Verder heeft appellant betoogd dat de medezeggenschapscommissie had moeten worden geraadpleegd, omdat de vacature is vervuld door een andere [commando], terwijl het een CLSKfunctie betrof. Ook dit betoog van appellant slaagt niet. Uit artikel 29 van het Besluit Medezeggenschap Defensie 2008 blijkt dat de medezeggenschapscommissie wordt geconsulteerd over de organisatie en werkwijze binnen de diensteenheid. Het gaat hier niet om de organisatie en werkwijze binnen de diensteenheid, maar om het al dan niet voordragen voor een vacante functie.
4.3.
Voorts heeft appellant aangevoerd dat degene die uiteindelijk is voorgedragen voor de functie wel is bevorderd naar de rang van [rang 2]. De minister heeft toegelicht dat de functie is vervuld door een [naam functie 2] van het Commando Landstrijdkrachten, die al de rang van [rang 2] had. Er was dus sprake van een andere situatie dan die van appellant.
4.4.
Uit 4.1 tot en met 4.3 volgt dat het hoger beroep niet slaagt en de aangevallen uitspraak moet worden bevestigd. Omdat geen sprake is van een onrechtmatig besluit, wordt het verzoek om schadevergoeding afgewezen.
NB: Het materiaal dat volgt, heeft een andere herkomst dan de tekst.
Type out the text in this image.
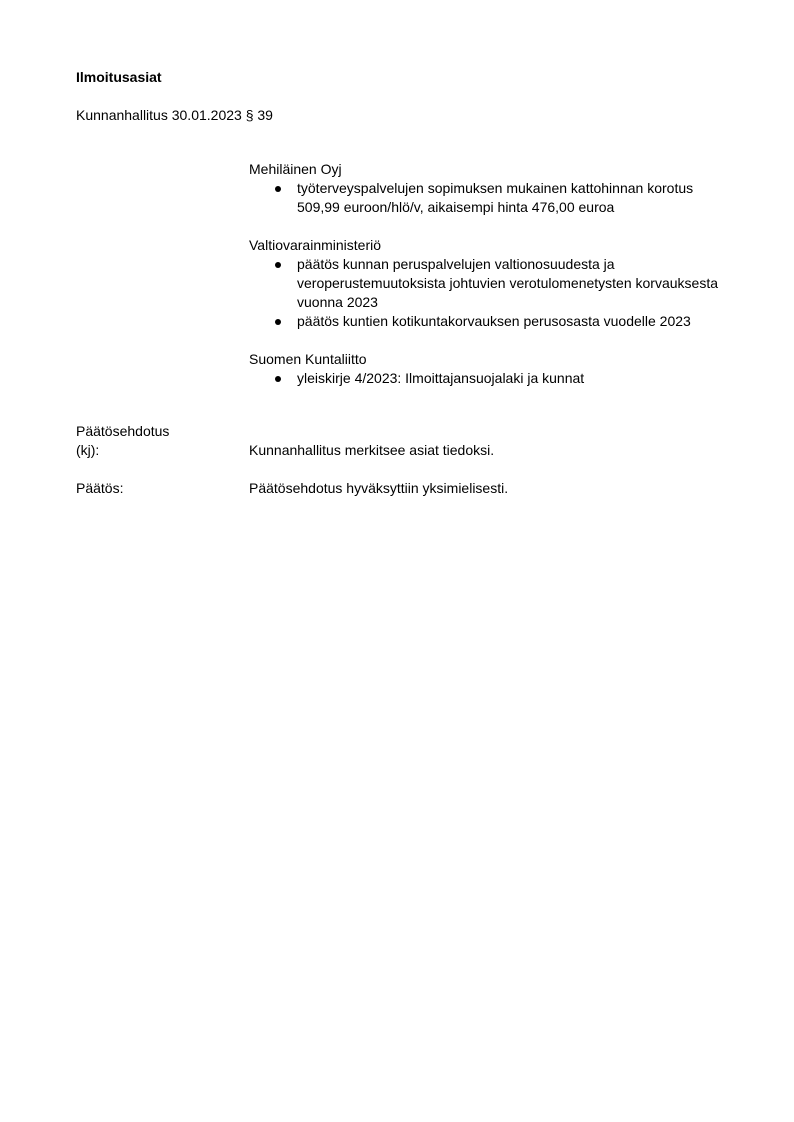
Ilmoitusasiat
Kunnanhallitus 30.01.2023 § 39

Mehiläinen Oyj

työterveyspalvelujen sopimuksen mukainen kattohinnan korotus 509,99 euroon/hlö/v, aikaisempi hinta 476,00 euroa

Valtiovarainministeriö

päätös kunnan peruspalvelujen valtionosuudesta ja veroperustemuutoksista johtuvien verotulomenetysten korvauksesta vuonna 2023
päätös kuntien kotikuntakorvauksen perusosasta vuodelle 2023

Suomen Kuntaliitto

yleiskirje 4/2023: Ilmoittajansuojalaki ja kunnat
Päätösehdotus
(kj):	Kunnanhallitus merkitsee asiat tiedoksi.
Päätös:	Päätösehdotus hyväksyttiin yksimielisesti.
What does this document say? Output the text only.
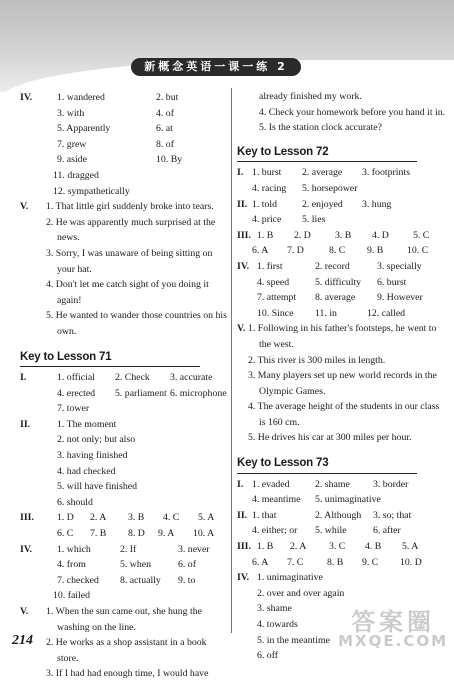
新概念英语一课一练 2
IV.	1. wandered	2. but
3. with	4. of
5. Apparently	6. at
7. grew	8. of
9. aside	10. By
11. dragged
12. sympathetically
V.	1. That little girl suddenly broke into tears.
2. He was apparently much surprised at the news.
3. Sorry, I was unaware of being sitting on your hat.
4. Don't let me catch sight of you doing it again!
5. He wanted to wander those countries on his own.
Key to Lesson 71
I.	1. official 2. Check 3. accurate
4. erected 5. parliament 6. microphone
7. tower
II.	1. The moment
2. not only; but also
3. having finished
4. had checked
5. will have finished
6. should
III. 1. D 2. A 3. B 4. C 5. A
6. C 7. B 8. D 9. A 10. A
IV.	1. which	2. If	3. never
4. from	5. when	6. of
7. checked 8. actually 9. to
10. failed
V.	1. When the sun came out, she hung the washing on the line.
2. He works as a shop assistant in a book store.
3. If I had had enough time, I would have
already finished my work.
4. Check your homework before you hand it in.
5. Is the station clock accurate?
Key to Lesson 72
I. 1. burst 2. average 3. footprints
4. racing 5. horsepower
II. 1. told	2. enjoyed 3. hung
4. price 5. lies
III. 1. B 2. D 3. B 4. D 5. C
6. A 7. D	8. C 9. B 10. C
IV. 1. first	2. record	3. specially
4. speed	5. difficulty 6. burst
7. attempt 8. average 9. However
10. Since 11. in	12. called
V. 1. Following in his father's footsteps, he went to the west.
2. This river is 300 miles in length.
3. Many players set up new world records in the Olympic Games.
4. The average height of the students in our class is 160 cm.
5. He drives his car at 300 miles per hour.
Key to Lesson 73
I. 1. evaded	2. shame 3. border
4. meantime 5. unimaginative
II. 1. that	2. Although 3. so; that
4. either; or 5. while	6. after
III. 1. B 2. A 3. C 4. B 5. A
6. A 7. C 8. B 9. C 10. D
IV. 1. unimaginative
2. over and over again
3. shame
4. towards
5. in the meantime
6. off
214
答案圈
MXQE.COM
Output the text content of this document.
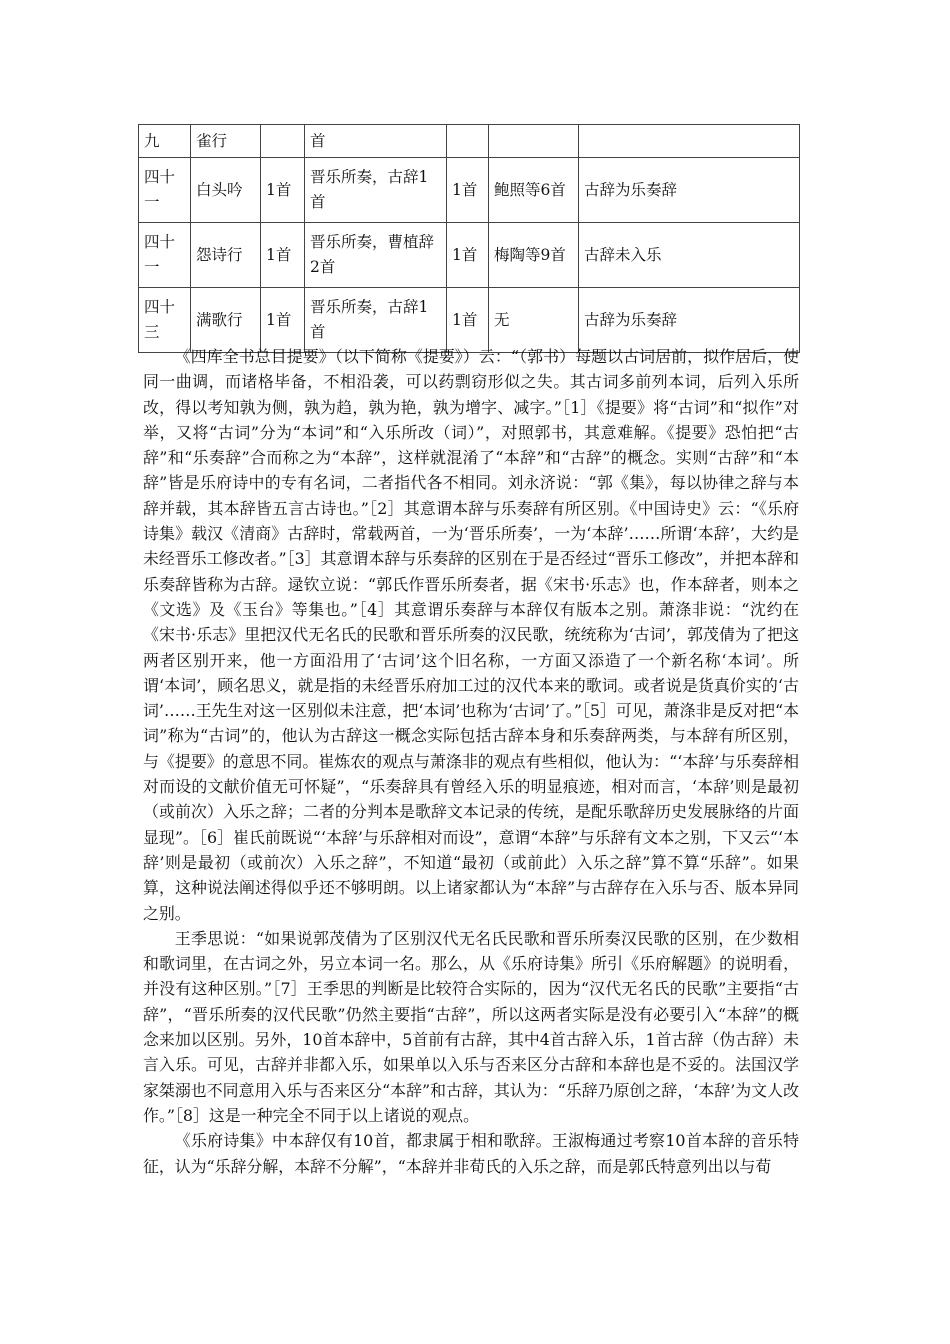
九	雀行		首			
四十一	白头吟	1首	晋乐所奏，古辞1首	1首	鲍照等6首	古辞为乐奏辞
四十一	怨诗行	1首	晋乐所奏，曹植辞2首	1首	梅陶等9首	古辞未入乐
四十三	满歌行	1首	晋乐所奏，古辞1首	1首	无	古辞为乐奏辞

《四库全书总目提要》（以下简称《提要》）云：“（郭书）每题以古词居前，拟作居后，使同一曲调，而诸格毕备，不相沿袭，可以药剽窃形似之失。其古词多前列本词，后列入乐所改，得以考知孰为侧，孰为趋，孰为艳，孰为增字、减字。”［1］《提要》将“古词”和“拟作”对举，又将“古词”分为“本词”和“入乐所改（词）”，对照郭书，其意难解。《提要》恐怕把“古辞”和“乐奏辞”合而称之为“本辞”，这样就混淆了“本辞”和“古辞”的概念。实则“古辞”和“本辞”皆是乐府诗中的专有名词，二者指代各不相同。刘永济说：“郭《集》，每以协律之辞与本辞并载，其本辞皆五言古诗也。”［2］其意谓本辞与乐奏辞有所区别。《中国诗史》云：“《乐府诗集》载汉《清商》古辞时，常载两首，一为‘晋乐所奏’，一为‘本辞’……所谓‘本辞’，大约是未经晋乐工修改者。”［3］其意谓本辞与乐奏辞的区别在于是否经过“晋乐工修改”，并把本辞和乐奏辞皆称为古辞。逯钦立说：“郭氏作晋乐所奏者，据《宋书·乐志》也，作本辞者，则本之《文选》及《玉台》等集也。”［4］其意谓乐奏辞与本辞仅有版本之别。萧涤非说：“沈约在《宋书·乐志》里把汉代无名氏的民歌和晋乐所奏的汉民歌，统统称为‘古词’，郭茂倩为了把这两者区别开来，他一方面沿用了‘古词’这个旧名称，一方面又添造了一个新名称‘本词’。所谓‘本词’，顾名思义，就是指的未经晋乐府加工过的汉代本来的歌词。或者说是货真价实的‘古词’……王先生对这一区别似未注意，把‘本词’也称为‘古词’了。”［5］可见，萧涤非是反对把“本词”称为“古词”的，他认为古辞这一概念实际包括古辞本身和乐奏辞两类，与本辞有所区别，与《提要》的意思不同。崔炼农的观点与萧涤非的观点有些相似，他认为：“‘本辞’与乐奏辞相对而设的文献价值无可怀疑”，“乐奏辞具有曾经入乐的明显痕迹，相对而言，‘本辞’则是最初（或前次）入乐之辞；二者的分判本是歌辞文本记录的传统，是配乐歌辞历史发展脉络的片面显现”。［6］崔氏前既说“‘本辞’与乐辞相对而设”，意谓“本辞”与乐辞有文本之别，下又云“‘本辞’则是最初（或前次）入乐之辞”，不知道“最初（或前此）入乐之辞”算不算“乐辞”。如果算，这种说法阐述得似乎还不够明朗。以上诸家都认为“本辞”与古辞存在入乐与否、版本异同之别。

王季思说：“如果说郭茂倩为了区别汉代无名氏民歌和晋乐所奏汉民歌的区别，在少数相和歌词里，在古词之外，另立本词一名。那么，从《乐府诗集》所引《乐府解题》的说明看，并没有这种区别。”［7］王季思的判断是比较符合实际的，因为“汉代无名氏的民歌”主要指“古辞”，“晋乐所奏的汉代民歌”仍然主要指“古辞”，所以这两者实际是没有必要引入“本辞”的概念来加以区别。另外，10首本辞中，5首前有古辞，其中4首古辞入乐，1首古辞（伪古辞）未言入乐。可见，古辞并非都入乐，如果单以入乐与否来区分古辞和本辞也是不妥的。法国汉学家桀溺也不同意用入乐与否来区分“本辞”和古辞，其认为：“乐辞乃原创之辞，‘本辞’为文人改作。”［8］这是一种完全不同于以上诸说的观点。

《乐府诗集》中本辞仅有10首，都隶属于相和歌辞。王淑梅通过考察10首本辞的音乐特征，认为“乐辞分解，本辞不分解”，“本辞并非荀氏的入乐之辞，而是郭氏特意列出以与荀
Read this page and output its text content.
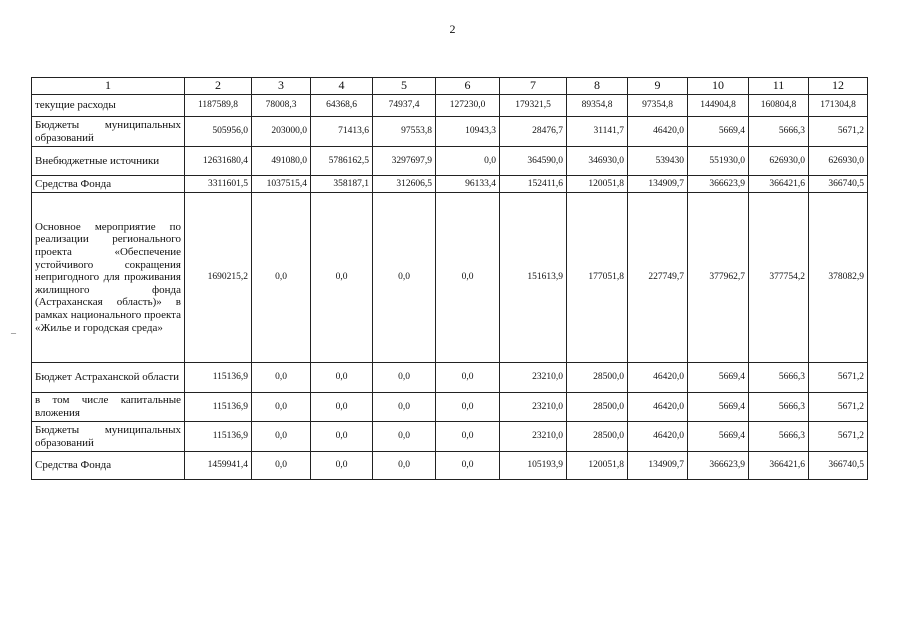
2
–
1	2	3	4	5	6	7	8	9	10	11	12
текущие расходы	1187589,8	78008,3	64368,6	74937,4	127230,0	179321,5	89354,8	97354,8	144904,8	160804,8	171304,8
Бюджеты муниципальных образований	505956,0	203000,0	71413,6	97553,8	10943,3	28476,7	31141,7	46420,0	5669,4	5666,3	5671,2
Внебюджетные источники	12631680,4	491080,0	5786162,5	3297697,9	0,0	364590,0	346930,0	539430	551930,0	626930,0	626930,0
Средства Фонда	3311601,5	1037515,4	358187,1	312606,5	96133,4	152411,6	120051,8	134909,7	366623,9	366421,6	366740,5
Основное мероприятие по реализации регионального проекта «Обеспечение устойчивого сокращения непригодного для проживания жилищного фонда (Астраханская область)» в рамках национального проекта «Жилье и городская среда»	1690215,2	0,0	0,0	0,0	0,0	151613,9	177051,8	227749,7	377962,7	377754,2	378082,9
Бюджет Астраханской области	115136,9	0,0	0,0	0,0	0,0	23210,0	28500,0	46420,0	5669,4	5666,3	5671,2
в том числе капитальные вложения	115136,9	0,0	0,0	0,0	0,0	23210,0	28500,0	46420,0	5669,4	5666,3	5671,2
Бюджеты муниципальных образований	115136,9	0,0	0,0	0,0	0,0	23210,0	28500,0	46420,0	5669,4	5666,3	5671,2
Средства Фонда	1459941,4	0,0	0,0	0,0	0,0	105193,9	120051,8	134909,7	366623,9	366421,6	366740,5
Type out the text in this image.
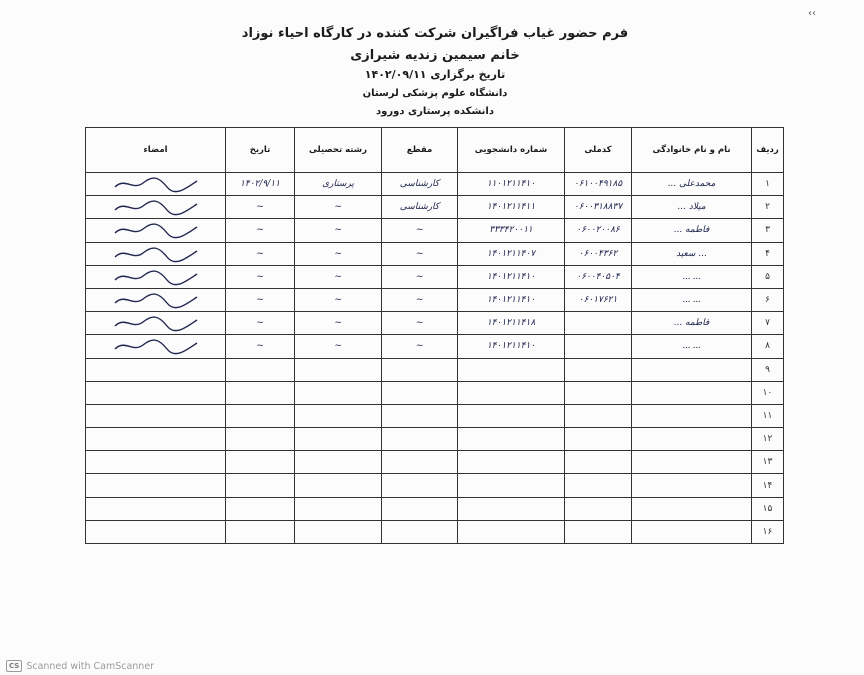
‹‹
فرم حضور غیاب فراگیران شرکت کننده در کارگاه احیاء نوزاد
خانم سیمین زندیه شیرازی
تاریخ برگزاری ۱۴۰۲/۰۹/۱۱
دانشگاه علوم پزشکی لرستان
دانشکده پرستاری دورود
ردیف	نام و نام خانوادگی	کدملی	شماره دانشجویی	مقطع	رشته تحصیلی	تاریخ	امضاء
۱	محمدعلی ...	۰۶۱۰۰۴۹۱۸۵	۱۱۰۱۲۱۱۴۱۰	کارشناسی	پرستاری	۱۴۰۲/۹/۱۱	

۲	میلاد ...	۰۶۰۰۳۱۸۸۳۷	۱۴۰۱۲۱۱۴۱۱	کارشناسی	~	~	

۳	فاطمه ...	۰۶۰۰۲۰۰۸۶	۳۳۳۴۲۰۰۱۱	~	~	~	

۴	... سعید	۰۶۰۰۴۳۶۲	۱۴۰۱۲۱۱۴۰۷	~	~	~	

۵	... ...	۰۶۰۰۴۰۵۰۴	۱۴۰۱۲۱۱۴۱۰	~	~	~	

۶	... ...	۰۶۰۱۷۶۲۱	۱۴۰۱۲۱۱۴۱۰	~	~	~	

۷	فاطمه ...		۱۴۰۱۲۱۱۴۱۸	~	~	~	

۸	... ...		۱۴۰۱۲۱۱۴۱۰	~	~	~	

۹							
۱۰							
۱۱							
۱۲							
۱۳							
۱۴							
۱۵							
۱۶							
CS Scanned with CamScanner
5. Voor een veroordeling in de proceskosten bestaat geen aanleiding.

BESLISSING

De Centrale Raad van Beroep bevestigt de aangevallen uitspraak.
Deze uitspraak is gedaan door H. Lagas, in tegenwoordigheid van M. Buur als griffier. De beslissing is uitgesproken in het openbaar op 26 november 2021.